Em várias discussões em que tenho participado sobre a questão do endividamento das famílias, levanta-se com frequência e questão de saber o que é ou não é consumo supérfluo. Costumo responder que, em teoria, só não é supérfluo aquilo que comemos e bebemos para sobreviver e já agora um tecto para não morrermos de frio ou de calor! Tudo o resto é cultural. Com o tempo, foram-se tornando não "supérfluos" e até de primeira necessidade o fogão, o frigorífico, os livros, a televisão, o carro, o telefone, etc., etc. Serve esta resposta para desarmar os que passam a vida a acusar o vizinho de consumista militante só porque "ousa" ir de férias para o estrangeiro. Cá por mim, na medida em que o seu rendimento lhes permita essa opção (e aqui entramos num outro plano de discussão), tomara que os portugueses viagem muito e assim conheçam outras culturas e estilos de vida, que se divirtam e sejam mais felizes.

O fim do euro?

Tal é a tese da última edição do The Spectator, como tema de capa e de artigo de fundo. A mensagem é clara:
«(...) in the end, without political union, history tells us that the euro experiment is doomed».
Mesmo que a ideia do fim do euro seja essencialmente uma expressão de "wishfull thinking" da referida revista da direita de inspiração anglo-americana, é indesmentível que a crise aberta pela rejeição do tratado constitucional pode criar sérias dificuldades à moeda única europeia. Será que o euro vai ser a principal "vítima colateral" do não à constituição europeia?

Tribunais "às moscas"

Enquanto existem muitos tribunais inundados com milhares de processos sem vazão, muitos outros há sem o número suficiente de processos.
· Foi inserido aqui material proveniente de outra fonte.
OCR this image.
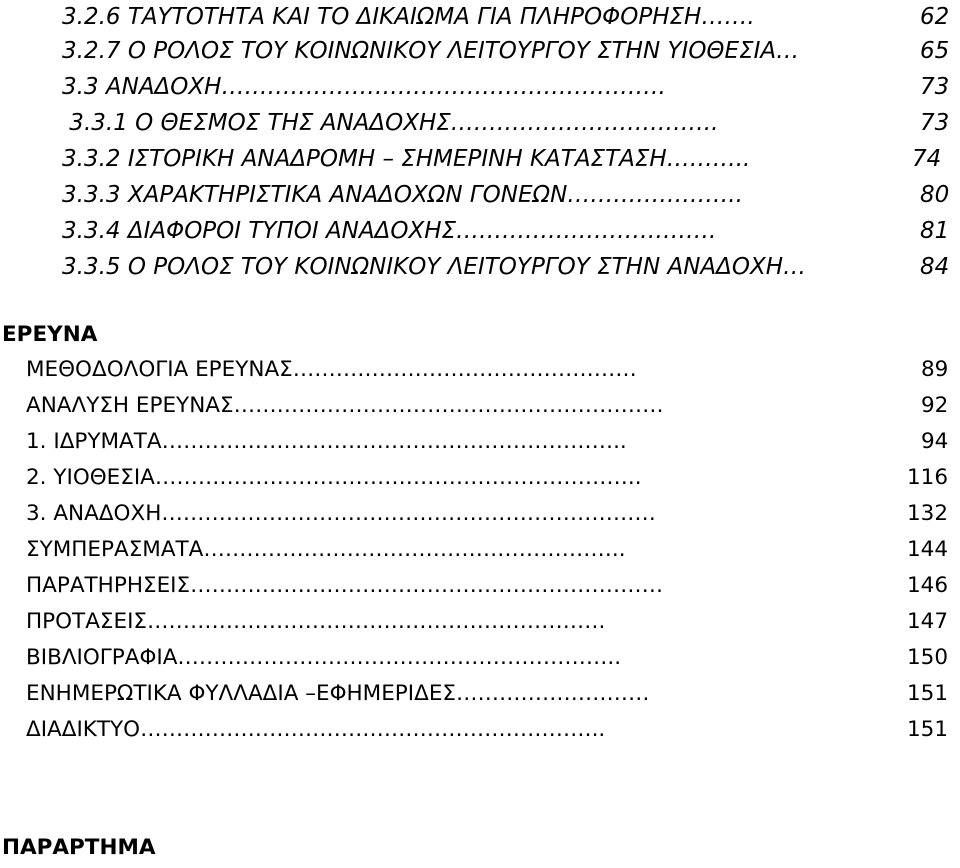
3.2.6 ΤΑΥΤΟΤΗΤΑ ΚΑΙ ΤΟ ΔΙΚΑΙΩΜΑ ΓΙΑ ΠΛΗΡΟΦΟΡΗΣΗ…….	62
3.2.7 Ο ΡΟΛΟΣ ΤΟΥ ΚΟΙΝΩΝΙΚΟΥ ΛΕΙΤΟΥΡΓΟΥ ΣΤΗΝ ΥΙΟΘΕΣΙΑ…	65
3.3 ΑΝΑΔΟΧΗ………………………………………………….	73
3.3.1 Ο ΘΕΣΜΟΣ ΤΗΣ ΑΝΑΔΟΧΗΣ……………………………..	73
3.3.2 ΙΣΤΟΡΙΚΗ ΑΝΑΔΡΟΜΗ – ΣΗΜΕΡΙΝΗ ΚΑΤΑΣΤΑΣΗ………..	74
3.3.3 ΧΑΡΑΚΤΗΡΙΣΤΙΚΑ ΑΝΑΔΟΧΩΝ ΓΟΝΕΩΝ…………………..	80
3.3.4 ΔΙΑΦΟΡΟΙ ΤΥΠΟΙ ΑΝΑΔΟΧΗΣ…………………………….	81
3.3.5 Ο ΡΟΛΟΣ ΤΟΥ ΚΟΙΝΩΝΙΚΟΥ ΛΕΙΤΟΥΡΓΟΥ ΣΤΗΝ ΑΝΑΔΟΧΗ…	84
ΕΡΕΥΝΑ
ΜΕΘΟΔΟΛΟΓΙΑ ΕΡΕΥΝΑΣ…………………………………………	89
ΑΝΑΛΥΣΗ ΕΡΕΥΝΑΣ……………………………………………………	92
1. ΙΔΡΥΜΑΤΑ………………………………………………………..	94
2. ΥΙΟΘΕΣΙΑ…………………………………………………………..	116
3. ΑΝΑΔΟΧΗ……………………………………………………………	132
ΣΥΜΠΕΡΑΣΜΑΤΑ…………………………………………………..	144
ΠΑΡΑΤΗΡΗΣΕΙΣ…………………………………………………………	146
ΠΡΟΤΑΣΕΙΣ……………………………………………………….	147
ΒΙΒΛΙΟΓΡΑΦΙΑ……………………………………………………..	150
ΕΝΗΜΕΡΩΤΙΚΑ ΦΥΛΛΑΔΙΑ –ΕΦΗΜΕΡΙΔΕΣ………………………	151
ΔΙΑΔΙΚΤΥΟ………………………………………………………..	151
ΠΑΡΑΡΤΗΜΑ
A sua concentração ou agregação com outros libertaria instalações, equipamentos, magistrados e demais pessoal. Haverá a necessária coragem política para redesenhar o mapa judicial e vencer as inevitáveis resistências locais?

Adenda
A propósito da excessiva dispersão territorial de certos serviços públicos, entre eles os tribunais, ver o meu artigo desta semana no Público, agora recolhido na Aba da Causa.

Boa pergunta

«Se há a preocupação de fazer coincidir a divulgação dos resultados das eleições para o Parlamento Europeu em todos os Estados da União, por que é que não se adoptou uma regra idêntica para a ratificação do tratado, com a realização simultânea de referendos ou votações parlamentares?»
(Vicente Jorge Silva, Diário de Notícias)

sexta-feira, 10 de junho de 2005

Canhoto

Um novo blogue à esquerda, da responsabilidade de António Dornelas, Paulo Pedroso e Rui Pena Pires. Canhoto se chama ele (como se fosse necessário dizer de onde vem...). Bem-vindo à blogosfera!